Immobilien Magazin

Wiener Bauordnung nun beschlossen

Die vielkritisierte Novellierung der Wiener Bauordnung wurde gestern im Wiener Landtag beschlossen. Für Bauträger, die eine Wohnbauwidmung anstreben, bedeutet das Zeitdruck.

Autor: Stefan Posch

Während die rot-grüne Stadtregierung die nun beschlossene Neue Wiener Bauordnung als „Meilenstein für die Sicherung des leistbaren Wohnens“ bezeichnet hagelte es im Vorfeld der Beschlussfassung Kritik. Neben dem Abriss-Stopp, der ja schon seit vergangenen Juli gilt, ist wohl die neue Widmungskategorie Geförderte Wohnbau die umstrittenste Neuerung der Wiener Bauordnung. Schließlich müssen zukünftig bei Umwidmungen auf Wohnen an 5.000 m² BGF - übrigens auch bei der Erhöhung der Bauklasse - 2/3 der Wohnfläche geförderter Wohneinheiten sein. Nur in begründeten Ausnahmefällen, wie etwa bei besonders komplexen und städtebaulich wünschenswerten Vorhaben, kann hiervon abgewichen werden.

Bauträger, die zwar Grundstücke für teures Geld angekauft haben, aber noch keine Widmung erhalten haben, kommen mit dieser Regelung unter Zeitdruck. Man hört, dass einige Bauträger sich nun beeilen, für ihre Grundstücke, etwa an der Wagramer Straße im 22. Wiener Gemeindebezirk, schnell noch eine Widmung zu bekommen, bevor die neue Regelung, die drei Monate nach der Kundmachung in Kraft tritt, wirksam ist. Wer zu spät ist, könnte unter finanziellen Druck geraten.

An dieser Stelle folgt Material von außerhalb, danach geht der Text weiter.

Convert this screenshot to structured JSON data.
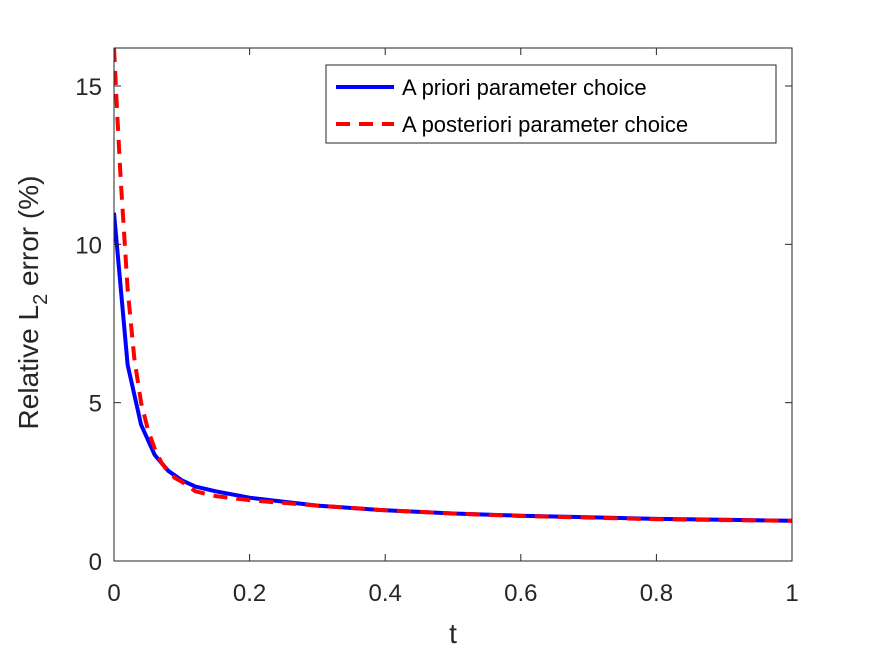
{
  "chart_data": {
    "type": "line",
    "title": "",
    "xlabel": "t",
    "ylabel_main": "Relative L",
    "ylabel_sub": "2",
    "ylabel_rest": " error (%)",
    "xlim": [
      0,
      1
    ],
    "ylim": [
      0,
      16.2
    ],
    "xticks": [
      0,
      0.2,
      0.4,
      0.6,
      0.8,
      1
    ],
    "xtick_labels": [
      "0",
      "0.2",
      "0.4",
      "0.6",
      "0.8",
      "1"
    ],
    "yticks": [
      0,
      5,
      10,
      15
    ],
    "ytick_labels": [
      "0",
      "5",
      "10",
      "15"
    ],
    "grid": false,
    "legend_position": "top-right",
    "series": [
      {
        "name": "A priori parameter choice",
        "color": "#0000ff",
        "style": "solid",
        "x": [
          0,
          0.02,
          0.04,
          0.06,
          0.08,
          0.1,
          0.12,
          0.15,
          0.2,
          0.3,
          0.4,
          0.5,
          0.6,
          0.7,
          0.8,
          0.9,
          1.0
        ],
        "y": [
          11.0,
          6.2,
          4.3,
          3.35,
          2.85,
          2.55,
          2.35,
          2.2,
          2.0,
          1.75,
          1.6,
          1.5,
          1.43,
          1.38,
          1.33,
          1.3,
          1.27
        ]
      },
      {
        "name": "A posteriori parameter choice",
        "color": "#ff0000",
        "style": "dashed",
        "x": [
          0,
          0.005,
          0.01,
          0.02,
          0.03,
          0.04,
          0.05,
          0.06,
          0.07,
          0.08,
          0.09,
          0.1,
          0.12,
          0.15,
          0.2,
          0.3,
          0.4,
          0.5,
          0.6,
          0.7,
          0.8,
          0.9,
          1.0
        ],
        "y": [
          16.2,
          14.0,
          12.0,
          8.6,
          6.4,
          5.0,
          4.15,
          3.55,
          3.1,
          2.82,
          2.62,
          2.5,
          2.2,
          2.05,
          1.92,
          1.75,
          1.6,
          1.5,
          1.42,
          1.37,
          1.32,
          1.29,
          1.27
        ]
      }
    ]
  }
}
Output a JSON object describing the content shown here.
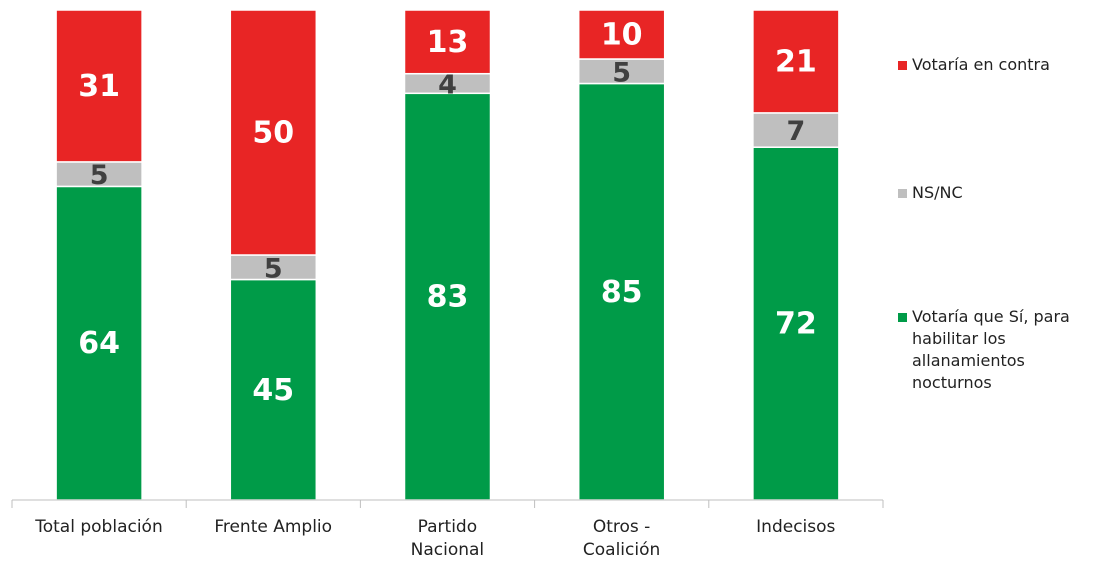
{
  "chart_data": {
    "type": "stacked_bar",
    "categories": [
      "Total población",
      "Frente Amplio",
      "Partido\nNacional",
      "Otros -\nCoalición",
      "Indecisos"
    ],
    "series": [
      {
        "name": "Votaría que Sí, para habilitar los allanamientos nocturnos",
        "color": "#009b48",
        "values": [
          64,
          45,
          83,
          85,
          72
        ]
      },
      {
        "name": "NS/NC",
        "color": "#bfbfbf",
        "values": [
          5,
          5,
          4,
          5,
          7
        ]
      },
      {
        "name": "Votaría en contra",
        "color": "#e82525",
        "values": [
          31,
          50,
          13,
          10,
          21
        ]
      }
    ],
    "ylim": [
      0,
      100
    ]
  }
}
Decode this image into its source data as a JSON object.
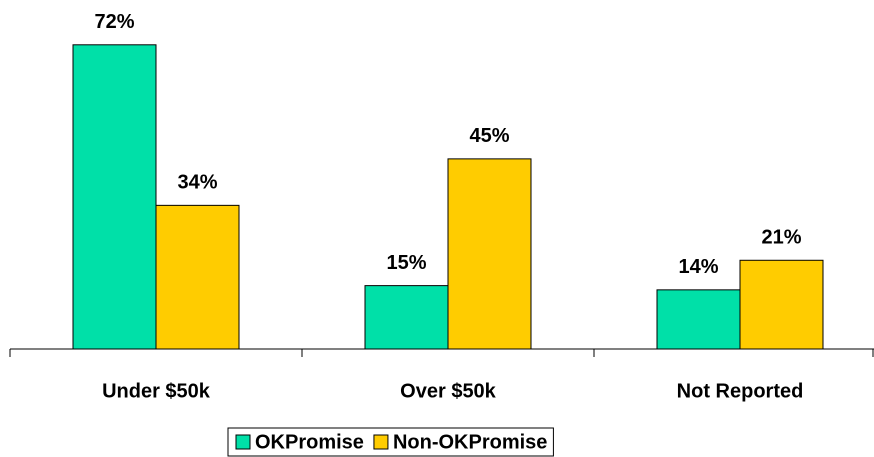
{
  "chart_data": {
    "type": "bar",
    "categories": [
      "Under $50k",
      "Over $50k",
      "Not Reported"
    ],
    "series": [
      {
        "name": "OKPromise",
        "color": "#00e0a8",
        "values": [
          72,
          15,
          14
        ],
        "value_labels": [
          "72%",
          "15%",
          "14%"
        ]
      },
      {
        "name": "Non-OKPromise",
        "color": "#ffcc00",
        "values": [
          34,
          45,
          21
        ],
        "value_labels": [
          "34%",
          "45%",
          "21%"
        ]
      }
    ],
    "ylim": [
      0,
      80
    ],
    "legend": "bottom"
  }
}
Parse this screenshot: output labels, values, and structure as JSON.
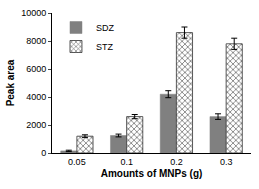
{
  "chart_data": {
    "type": "bar",
    "x_label": "Amounts of MNPs (g)",
    "y_label": "Peak area",
    "categories": [
      "0.05",
      "0.1",
      "0.2",
      "0.3"
    ],
    "series": [
      {
        "name": "SDZ",
        "color": "#808080",
        "values": [
          150,
          1250,
          4200,
          2600
        ],
        "errors": [
          50,
          100,
          250,
          200
        ]
      },
      {
        "name": "STZ",
        "color": "#555555",
        "marker": "checker",
        "values": [
          1200,
          2600,
          8600,
          7800
        ],
        "errors": [
          100,
          150,
          400,
          400
        ]
      }
    ],
    "ylim": [
      0,
      10000
    ],
    "yticks": [
      0,
      2000,
      4000,
      6000,
      8000,
      10000
    ],
    "grid": false,
    "legend": "top-left"
  }
}
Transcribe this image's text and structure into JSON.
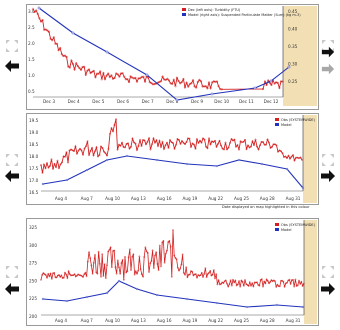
{
  "colors": {
    "observed": "#d42020",
    "model": "#2233bb",
    "highlight_band": "#f2dfb4",
    "legend_box": "#d42020"
  },
  "icons": {
    "expand": "expand-arrows-icon",
    "previous": "left-arrow-icon",
    "next": "right-arrow-icon"
  },
  "panel1": {
    "legend": {
      "observed": "Dec (left axis): Turbidity (FTU)",
      "model": "Model (right axis): Suspended Particulate Matter (Sum) (kg m-3)"
    },
    "left_ticks": [
      "3.0",
      "2.5",
      "2.0",
      "1.5",
      "1.0",
      "0.5"
    ],
    "right_ticks": [
      "0.45",
      "0.40",
      "0.35",
      "0.30",
      "0.25"
    ],
    "x_ticks": [
      "Dec 3",
      "Dec 4",
      "Dec 5",
      "Dec 6",
      "Dec 7",
      "Dec 8",
      "Dec 9",
      "Dec 10",
      "Dec 11",
      "Dec 12"
    ]
  },
  "panel2": {
    "legend": {
      "observed": "Obs (SYSTEMWIDE)",
      "model": "Model"
    },
    "left_ticks": [
      "19.5",
      "19.0",
      "18.5",
      "18.0",
      "17.5",
      "17.0",
      "16.5"
    ],
    "x_ticks": [
      "Aug 4",
      "Aug 7",
      "Aug 10",
      "Aug 13",
      "Aug 16",
      "Aug 19",
      "Aug 22",
      "Aug 25",
      "Aug 28",
      "Aug 31"
    ],
    "caption": "Date displayed on map highlighted in this colour"
  },
  "panel3": {
    "legend": {
      "observed": "Obs (SYSTEMWIDE)",
      "model": "Model"
    },
    "left_ticks": [
      "325",
      "300",
      "275",
      "250",
      "225",
      "200"
    ],
    "x_ticks": [
      "Aug 4",
      "Aug 7",
      "Aug 10",
      "Aug 13",
      "Aug 16",
      "Aug 19",
      "Aug 22",
      "Aug 25",
      "Aug 28",
      "Aug 31"
    ]
  }
}
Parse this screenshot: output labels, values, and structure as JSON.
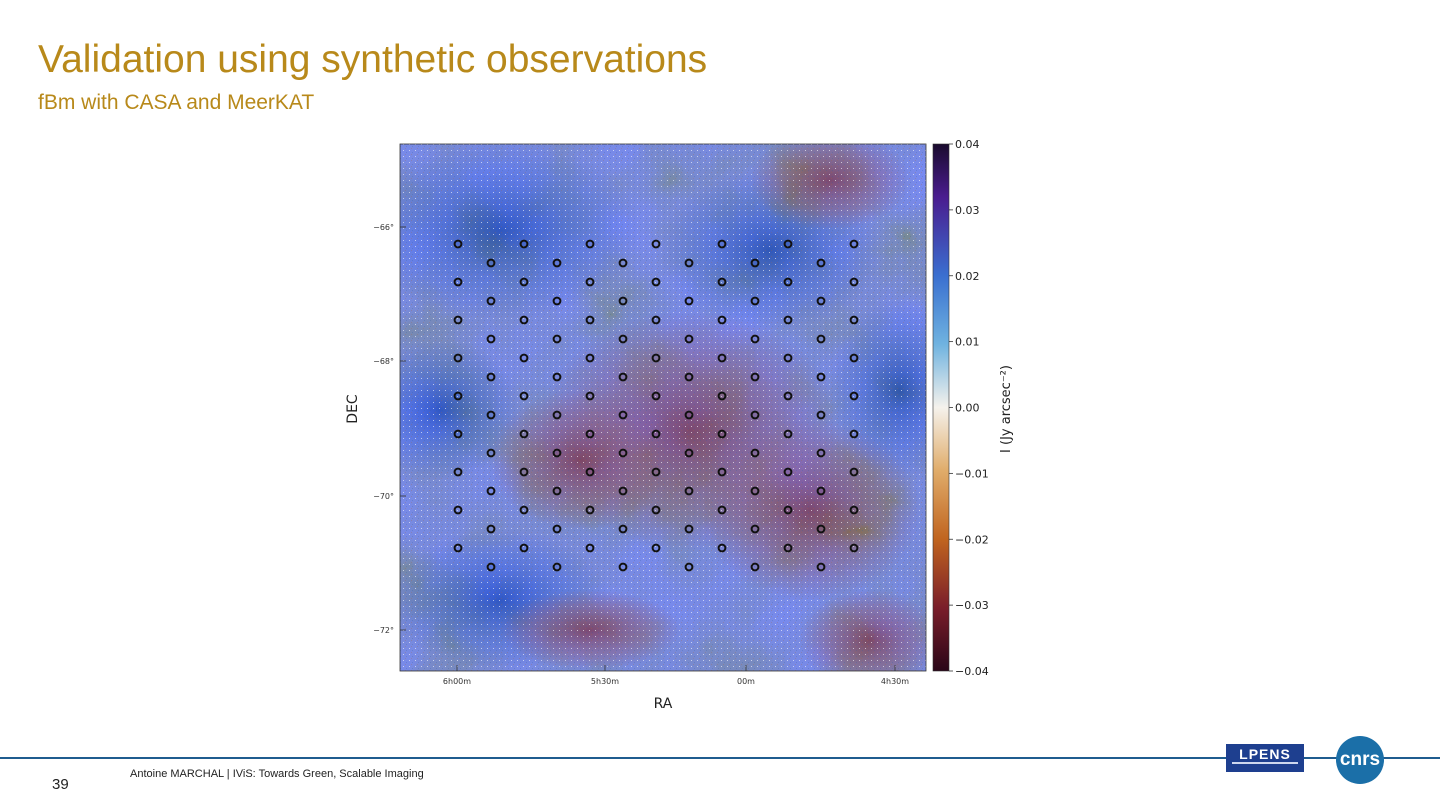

Für die Projekte jener Entwickler, die Flächen unter den bislang gültigen Rahmenbedingungen angekauft und seither im Dialog mit der Stadtplanung konsistente Entwicklungsschritte gesetzt hätten, seien angemessene Übergangsregelungen unbedingt erforderlich, um Vertrauensschäden abzuwenden, fordert deswegen der Verband der Österreichischen Immobilienwirtschaft ÖVI, der meint, dass noch ein wenig Zeit bleibt, um „die vom Gemeinderat zu beschließenden Durchführungsbestimmungen - durchaus in Einklang mit den städtischen Zielen - vernünftiger zu gestalten“. Der ÖVI würde auch eine Bandbreite von z.B. 50 bis 66 Prozent für den Anteil leistbarer Wohnungen begrüßen. Auch die von der Stadtplanung im „Fachkonzept Produktive Stadt“ definierten Ziele, wie die Stärkung von Bezirkszentren und die Co-Finanzierung von Infrastruktur, müssten als Mehrwert angerechnet werden.

Zu befürchten ist aber, dass es die Stadt nach dem überhasteten Baustopp im Juli neuerlich auf gerichtliche Auseinandersetzungen mit Projektwerbern ankommen lässt.